Sara took charge of the injections at first, and I, instead of just letting her get on with it, watched her closely; with her black skirts down to her ankles, her knee-high boots and long sweaters-dressed like a forty-year-old-moving through my father's apartment with her swimmer's hips, Sara belied the three children she'd had, and from the back no one would have thought her any older if it weren't for the luminous gray of her hair, the perfect bun like a ball of nylon; her silhouette, in all its details, made the crisis my father was undergoing seem even starker. At some moment I wondered if the inescapable contrast between this woman's buoyant energy and his own crude deterioration mightn't be too much for him, but a sort of complicity soon became evident between the two of them, a current of collusion that there, in the theater of fondness and support and affection that any convalescence is, seemed to become more intense. There was more than one reason for it, as I found out later: Sara had also had her quota of impertinent physicians. Ten or so years before, she had been diagnosed with an aneurysm, and she, like the willful and skeptical woman she was, had taken a decision contrary to the one her children seemed to prefer: she refused to undergo surgery. "I'm too old to have my cranium opened," she'd said, and the impertinent one, as well as his colleagues, had conceded that it was not in any way possible to guarantee the success of the operation, and confessed that among the possible outcomes was partial paralysis or being reduced to a state of permanent stupidity for the rest of her life. That, however, wasn't the problem, but rather that Sara had also refused the other option the doctor proposed: to go and live in a warm climate, as close to sea level as possible, because in Bogota at two thousand six hundred meters the altitude multiplied the pressure with which her own blood threatened the weakened wall of one of her veins. "Suppose I've got ten years left to live," she apparently said. "Am I going to spend them on the coast, an hour by plane away from my children, from my grandchildren? Or in one of those towns, La Mesa or Girardot, where there's nothing but half-naked people and flies the size of Volkswagens?" So she'd stayed in Bogota, aware as she was that she was carrying a time bomb in her head, and frequenting the same places as ever, the same bookshops as ever, the same friends as ever.

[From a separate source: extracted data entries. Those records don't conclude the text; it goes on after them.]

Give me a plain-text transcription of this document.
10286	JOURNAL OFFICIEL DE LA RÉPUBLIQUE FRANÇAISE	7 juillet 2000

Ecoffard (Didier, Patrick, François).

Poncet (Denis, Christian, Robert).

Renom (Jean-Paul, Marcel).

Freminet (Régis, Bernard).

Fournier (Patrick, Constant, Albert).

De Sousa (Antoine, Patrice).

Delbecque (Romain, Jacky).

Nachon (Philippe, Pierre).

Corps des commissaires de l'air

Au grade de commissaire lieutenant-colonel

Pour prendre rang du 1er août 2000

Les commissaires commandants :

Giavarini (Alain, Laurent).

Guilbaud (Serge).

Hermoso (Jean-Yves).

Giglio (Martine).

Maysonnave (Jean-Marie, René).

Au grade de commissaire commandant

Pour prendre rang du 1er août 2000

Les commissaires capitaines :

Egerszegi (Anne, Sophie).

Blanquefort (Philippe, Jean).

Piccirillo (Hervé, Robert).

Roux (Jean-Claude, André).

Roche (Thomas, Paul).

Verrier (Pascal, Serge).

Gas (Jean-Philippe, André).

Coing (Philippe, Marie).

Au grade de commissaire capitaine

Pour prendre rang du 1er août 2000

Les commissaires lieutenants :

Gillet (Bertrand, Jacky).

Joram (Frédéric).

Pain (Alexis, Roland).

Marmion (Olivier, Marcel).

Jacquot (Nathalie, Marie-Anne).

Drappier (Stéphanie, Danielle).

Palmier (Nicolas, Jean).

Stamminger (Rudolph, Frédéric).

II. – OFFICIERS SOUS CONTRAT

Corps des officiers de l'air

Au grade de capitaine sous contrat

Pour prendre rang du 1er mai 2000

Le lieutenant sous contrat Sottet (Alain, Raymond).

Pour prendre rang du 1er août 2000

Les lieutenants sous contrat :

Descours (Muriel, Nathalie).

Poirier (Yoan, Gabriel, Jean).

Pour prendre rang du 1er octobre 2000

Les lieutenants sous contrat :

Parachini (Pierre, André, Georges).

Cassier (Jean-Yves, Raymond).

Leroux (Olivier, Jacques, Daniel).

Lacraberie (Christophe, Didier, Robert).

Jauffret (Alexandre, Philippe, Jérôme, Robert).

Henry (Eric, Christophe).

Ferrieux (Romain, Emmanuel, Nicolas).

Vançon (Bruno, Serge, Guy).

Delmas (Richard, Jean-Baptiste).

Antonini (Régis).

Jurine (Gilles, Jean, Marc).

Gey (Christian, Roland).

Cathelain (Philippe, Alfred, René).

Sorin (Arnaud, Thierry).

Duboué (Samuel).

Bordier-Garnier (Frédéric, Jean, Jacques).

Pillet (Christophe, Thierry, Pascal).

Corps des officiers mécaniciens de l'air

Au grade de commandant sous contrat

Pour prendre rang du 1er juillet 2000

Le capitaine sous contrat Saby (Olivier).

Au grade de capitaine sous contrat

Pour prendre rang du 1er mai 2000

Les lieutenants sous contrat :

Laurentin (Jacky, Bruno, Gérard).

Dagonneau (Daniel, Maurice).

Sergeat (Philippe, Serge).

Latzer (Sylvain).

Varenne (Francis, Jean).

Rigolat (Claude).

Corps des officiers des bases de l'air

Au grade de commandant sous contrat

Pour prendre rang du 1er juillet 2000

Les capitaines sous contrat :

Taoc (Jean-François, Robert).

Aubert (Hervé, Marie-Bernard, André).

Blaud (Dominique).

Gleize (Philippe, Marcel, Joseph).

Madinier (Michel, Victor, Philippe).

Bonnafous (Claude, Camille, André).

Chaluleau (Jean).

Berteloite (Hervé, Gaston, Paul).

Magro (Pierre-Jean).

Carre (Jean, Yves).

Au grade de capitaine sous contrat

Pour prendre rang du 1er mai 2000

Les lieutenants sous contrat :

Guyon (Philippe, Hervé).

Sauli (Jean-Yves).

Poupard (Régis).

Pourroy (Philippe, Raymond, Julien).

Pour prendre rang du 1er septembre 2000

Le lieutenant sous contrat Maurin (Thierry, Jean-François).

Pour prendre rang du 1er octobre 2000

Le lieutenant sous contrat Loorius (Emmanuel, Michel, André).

The fact is that there was something fascinating in the showy familiarity between them. On the third day of the convalescence, as soon as the doorman announced Sara over the intercom, my father took the unused napkin out from under his plate, handed it to me, and dictated a welcome note, so when Sara came in she received the following comment, written at speed in one long blue word: From the anterior artery to the antagonistic aneurysm: long live bloody-minded blood vessels . Later there were other assonances, other alliterations, but this first note is still the one I remember best, a sort of declaration of civil conduct between the two oldies. If she was already there when I arrived to see my father, what I found was not a friend paying a visit to a sick man, with all its weight of worried questions and grateful answers, but a scene that seemed not to have moved for whole centuries: the woman sitting in a chair, her eyes fixed on the crossword puzzle she was working on, and the patient lying on his bed, as quiet and alone as the stone figure on a papal tomb. Sara didn't hug me, she didn't even stand up to say hello, she just took my face in her two dry hands and pulled it toward her and kissed me on the cheek-her smile didn't show her teeth: it was prudent, skeptical, reticent; she gave nothing away-and made me feel as if I were the visitor (not the son), as if she were the one who'd been taking care of my father all these days (and now she was grateful for my visit: how good to see you, thanks for coming, thanks for keeping us company). My father, for his part, was lost in his fog of medication and exhaustion. However, liberated from the corrugated tube that had breached his mouth, his face had now recovered some normality, and I could occasionally get the memory of his violated ribs and the draining of his lungs out of my head.